Bu nedenle ister istemez soruyorum, “Acaba bu solcu milletinde mi bir gariplik var, neden böyle dağınıklar"

Kaç gündür bu sorunun cevabını araştırıyorum, tam çat diye çatlayacaktım ki cevabı buldum. Evet, tahminim doğruymuş, bizim solcularda bir gariplik varmış. Aman durun solcu kardeşlerim, hemen hiddetlenmeyin. Sözünü edeceğim gariplikler öyle kötü gariplikler değil.

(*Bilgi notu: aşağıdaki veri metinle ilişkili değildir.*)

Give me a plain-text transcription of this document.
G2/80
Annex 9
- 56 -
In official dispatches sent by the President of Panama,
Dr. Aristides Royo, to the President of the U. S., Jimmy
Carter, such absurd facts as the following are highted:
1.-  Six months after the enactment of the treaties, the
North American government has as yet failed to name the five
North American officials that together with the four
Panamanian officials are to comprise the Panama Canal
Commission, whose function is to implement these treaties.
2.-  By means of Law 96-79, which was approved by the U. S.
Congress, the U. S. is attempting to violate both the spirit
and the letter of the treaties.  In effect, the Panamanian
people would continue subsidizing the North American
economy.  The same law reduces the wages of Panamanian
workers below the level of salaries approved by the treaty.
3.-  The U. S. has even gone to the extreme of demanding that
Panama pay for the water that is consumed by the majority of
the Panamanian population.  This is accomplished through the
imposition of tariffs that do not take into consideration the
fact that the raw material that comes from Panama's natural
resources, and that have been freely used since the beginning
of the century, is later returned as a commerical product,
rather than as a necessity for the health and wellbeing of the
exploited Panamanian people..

ASLAN YATTIĞI YERDEN, SOLCU DAĞINIKLIĞINDAN . Çeşitli üniversitelere bağlı psikologlardan John Jost, Dana Carney ve Sam Gosling’in yaptığı bir araştırma göstermiş ki aslan hakikaten yattığı yerden belli oluyor. Bu nedenle kimin sağcı kimin solcu olduğunu biraz olsun çakmak için onların ofis ve ev düzenine bakmanız yeterli. Solcuların evleri daha dağınık ama daha renkli, sağcıların ise daha derli toplu, daha aydınlıkmış. Solcular evlerinde daha çok kitap bulunduruyorlarmış, üstelik bu kitaplar farklı alanlardaymış. Yine solcular, diğer dünya ülkelerine ilişkin haritadır, fotoğraftır, hediyelik eşyadır... bulundurmayı daha çok seviyorlar.

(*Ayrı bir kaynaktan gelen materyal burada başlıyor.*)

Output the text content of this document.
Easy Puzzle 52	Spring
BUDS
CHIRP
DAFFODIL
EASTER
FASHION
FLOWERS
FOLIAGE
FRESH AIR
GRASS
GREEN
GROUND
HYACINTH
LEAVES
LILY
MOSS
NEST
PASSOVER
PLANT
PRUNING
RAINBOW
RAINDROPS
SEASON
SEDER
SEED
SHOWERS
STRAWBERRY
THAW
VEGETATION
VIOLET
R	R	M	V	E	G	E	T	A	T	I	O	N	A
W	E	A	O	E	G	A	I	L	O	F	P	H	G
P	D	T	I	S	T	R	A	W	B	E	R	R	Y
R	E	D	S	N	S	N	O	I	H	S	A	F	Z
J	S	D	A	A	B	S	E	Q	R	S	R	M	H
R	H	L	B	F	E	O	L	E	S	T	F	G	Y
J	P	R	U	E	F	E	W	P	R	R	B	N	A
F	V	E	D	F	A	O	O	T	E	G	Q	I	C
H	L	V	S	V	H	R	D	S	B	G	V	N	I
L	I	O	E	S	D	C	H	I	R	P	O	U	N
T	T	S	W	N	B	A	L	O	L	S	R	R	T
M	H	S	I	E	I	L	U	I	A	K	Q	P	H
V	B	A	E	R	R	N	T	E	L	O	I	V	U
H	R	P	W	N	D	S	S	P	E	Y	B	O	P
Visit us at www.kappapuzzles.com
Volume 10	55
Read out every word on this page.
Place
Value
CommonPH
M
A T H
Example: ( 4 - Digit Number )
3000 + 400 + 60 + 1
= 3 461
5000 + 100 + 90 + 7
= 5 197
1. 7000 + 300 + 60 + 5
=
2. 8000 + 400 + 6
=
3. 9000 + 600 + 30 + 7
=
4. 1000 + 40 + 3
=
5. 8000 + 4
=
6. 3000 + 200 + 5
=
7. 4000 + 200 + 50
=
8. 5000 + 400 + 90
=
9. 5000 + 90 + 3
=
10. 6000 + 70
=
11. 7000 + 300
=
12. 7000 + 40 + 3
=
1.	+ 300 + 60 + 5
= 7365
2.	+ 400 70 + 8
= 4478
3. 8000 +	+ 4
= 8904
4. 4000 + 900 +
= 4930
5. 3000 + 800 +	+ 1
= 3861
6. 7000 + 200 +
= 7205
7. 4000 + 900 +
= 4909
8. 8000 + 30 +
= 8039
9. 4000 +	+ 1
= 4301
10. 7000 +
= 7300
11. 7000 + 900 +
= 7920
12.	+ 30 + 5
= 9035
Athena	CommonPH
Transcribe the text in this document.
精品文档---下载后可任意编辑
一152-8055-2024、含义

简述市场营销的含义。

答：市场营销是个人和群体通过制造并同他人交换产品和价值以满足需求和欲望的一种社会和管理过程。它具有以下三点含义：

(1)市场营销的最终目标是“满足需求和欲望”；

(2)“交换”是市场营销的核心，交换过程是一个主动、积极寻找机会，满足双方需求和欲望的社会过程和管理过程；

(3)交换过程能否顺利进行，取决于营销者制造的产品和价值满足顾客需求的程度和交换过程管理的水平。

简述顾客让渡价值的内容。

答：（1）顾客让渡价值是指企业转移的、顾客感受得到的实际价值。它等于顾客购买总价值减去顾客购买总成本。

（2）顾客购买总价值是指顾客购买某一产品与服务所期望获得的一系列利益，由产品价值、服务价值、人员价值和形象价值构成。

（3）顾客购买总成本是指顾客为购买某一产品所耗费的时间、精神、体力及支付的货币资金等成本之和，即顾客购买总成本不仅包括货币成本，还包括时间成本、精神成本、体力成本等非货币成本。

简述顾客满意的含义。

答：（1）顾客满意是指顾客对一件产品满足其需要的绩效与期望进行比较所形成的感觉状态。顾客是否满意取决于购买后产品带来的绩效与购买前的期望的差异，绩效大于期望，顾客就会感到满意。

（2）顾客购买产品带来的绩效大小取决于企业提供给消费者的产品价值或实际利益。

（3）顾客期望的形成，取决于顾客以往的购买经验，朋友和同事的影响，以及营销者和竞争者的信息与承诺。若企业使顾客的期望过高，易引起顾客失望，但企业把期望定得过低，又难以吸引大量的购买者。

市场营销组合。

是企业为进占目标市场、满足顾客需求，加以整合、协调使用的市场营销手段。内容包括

Peki, insanlar neden böyle? Neden bazıları sağcı bazıları solcu oluyor? Acaba aileden mi miras kalıyor, yetişme tarzından mı, kişiliğimizdeki zayıf ve güçlü yanlarla ilgili bir şey mi, sadece işimize öyle geldiği için mi, zaman içinde neler yaşadığımıza bağlı bir şey mi, bulaşıcı mı? Ne?

Elin sosyologları, psikologları bizimkiler gibi üşengeç olmadıkları için oturup bu konularda kafa yormuşlar tabii.

ALINGAN SAĞCI, ATILGAN SOLCU . 1969 yılında, Berkeley Üniversitesi profesörlerinden Jack ve Jeanne Block, çocukluk kişiliği ile ilgili bir araştırma yaptılar. Araştırma için, çeşitli anaokulu öğretmenlerinden, çocukların mizaçlarını değerlendirmeleri istendi.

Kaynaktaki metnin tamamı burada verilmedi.